Who do they stand up and cheer for, when there are no Never-shoot's, or Brick's on their team.  When each weekend is another weekend tournament for yet another trophy?  What exactly are they learning about being on a team with people of different skill levels?  Are they learning the value of sacrifice of personal glory to give that light to another?

I learned quite a bit about life in sports...when I was a kid.  Some kids need help scoring.  Some kids are better than you.  Some the same as you...but grew up in a broken home.  Some kids had awesome ability, but never had owned a glove before in their life.  Some kids I knew borrowed uniforms from kids the year before.  Some kids had more expensive gear than our school could afford, and they still stunk.

I grew up as a Warrior, from my high school, and while the school has continued to grow well past the size when I was there...I still keep up with it when I can.  I look forward to seeing the people that helped me become better....a better me.  Becoming a Warrior was trophy enough for me.  I suppose that's the trophy I want for my son for participating....a better him.  He doesn't need a ribbon, nor want one...he keeps his little trophies, but doesn't really care for them much.  

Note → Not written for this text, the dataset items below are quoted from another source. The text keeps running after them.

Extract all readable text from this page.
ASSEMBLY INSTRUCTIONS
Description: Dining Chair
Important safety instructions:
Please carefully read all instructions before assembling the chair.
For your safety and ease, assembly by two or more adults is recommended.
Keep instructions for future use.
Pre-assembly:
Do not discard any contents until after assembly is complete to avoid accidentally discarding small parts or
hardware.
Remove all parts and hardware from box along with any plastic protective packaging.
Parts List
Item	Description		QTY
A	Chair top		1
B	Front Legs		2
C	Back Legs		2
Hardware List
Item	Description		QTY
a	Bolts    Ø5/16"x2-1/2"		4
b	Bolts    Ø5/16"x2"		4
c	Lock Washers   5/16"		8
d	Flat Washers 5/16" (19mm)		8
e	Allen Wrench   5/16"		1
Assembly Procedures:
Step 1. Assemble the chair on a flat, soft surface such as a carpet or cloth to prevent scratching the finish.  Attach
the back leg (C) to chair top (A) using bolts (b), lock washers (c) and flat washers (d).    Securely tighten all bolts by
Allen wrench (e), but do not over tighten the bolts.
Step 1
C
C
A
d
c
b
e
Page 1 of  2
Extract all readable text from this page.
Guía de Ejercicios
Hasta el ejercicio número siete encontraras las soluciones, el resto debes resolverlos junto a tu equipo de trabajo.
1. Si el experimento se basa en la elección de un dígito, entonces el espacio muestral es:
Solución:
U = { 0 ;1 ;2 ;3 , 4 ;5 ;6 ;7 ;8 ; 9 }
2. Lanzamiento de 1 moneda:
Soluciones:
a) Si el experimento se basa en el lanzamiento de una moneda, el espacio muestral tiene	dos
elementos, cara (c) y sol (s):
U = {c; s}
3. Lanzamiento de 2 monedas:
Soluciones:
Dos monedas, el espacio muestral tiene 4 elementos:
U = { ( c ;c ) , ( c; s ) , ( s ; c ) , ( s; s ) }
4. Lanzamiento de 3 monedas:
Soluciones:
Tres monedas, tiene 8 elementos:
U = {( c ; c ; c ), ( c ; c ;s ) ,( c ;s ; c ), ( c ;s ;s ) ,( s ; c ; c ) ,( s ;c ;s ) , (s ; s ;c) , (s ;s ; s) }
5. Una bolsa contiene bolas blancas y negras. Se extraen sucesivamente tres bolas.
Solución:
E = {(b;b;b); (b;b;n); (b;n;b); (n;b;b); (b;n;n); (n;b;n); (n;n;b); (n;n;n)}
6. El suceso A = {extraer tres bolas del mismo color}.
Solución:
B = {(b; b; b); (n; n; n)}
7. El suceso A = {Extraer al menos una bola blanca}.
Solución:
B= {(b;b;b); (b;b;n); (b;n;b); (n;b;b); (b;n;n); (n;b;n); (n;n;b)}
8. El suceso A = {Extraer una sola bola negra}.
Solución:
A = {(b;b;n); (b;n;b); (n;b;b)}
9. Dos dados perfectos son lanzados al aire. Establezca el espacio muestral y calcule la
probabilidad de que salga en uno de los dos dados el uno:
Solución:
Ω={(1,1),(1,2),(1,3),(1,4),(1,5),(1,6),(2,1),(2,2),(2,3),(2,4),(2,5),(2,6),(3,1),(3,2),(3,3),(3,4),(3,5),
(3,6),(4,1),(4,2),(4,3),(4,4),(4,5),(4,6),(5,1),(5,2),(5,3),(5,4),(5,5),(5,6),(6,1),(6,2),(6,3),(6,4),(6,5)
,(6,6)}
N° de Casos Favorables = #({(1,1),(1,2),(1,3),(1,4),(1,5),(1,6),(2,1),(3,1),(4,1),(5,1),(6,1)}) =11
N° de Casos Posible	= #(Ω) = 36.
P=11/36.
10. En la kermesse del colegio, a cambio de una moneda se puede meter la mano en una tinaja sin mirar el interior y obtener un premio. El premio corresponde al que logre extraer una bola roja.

I suppose I'm not asking for non-competitive sports...I think I'm asking for coaches that compete at coaching their kids...gauging their win / loss record on how far each kid progresses not on games won or lost.  Focusing on the kids..asking them, "did they have fun?  real fun?"  Teaching them to have fun when they lose.  Nobody goes undefeated forever..that's rule #1...and every coach should make it their mantra to make sure that no kid ever goes 0 and forever.

I got on this thought from a man known as Old Ben Parker...who once said to me, "Scotty, that boy ain't got much out there, and he's sure funny to watch....but, damn, he gives it all, every shot."

Of course he was talking about a father of four at an old man's alumni game...but I think he was talking more than just basketball....miss you Ben.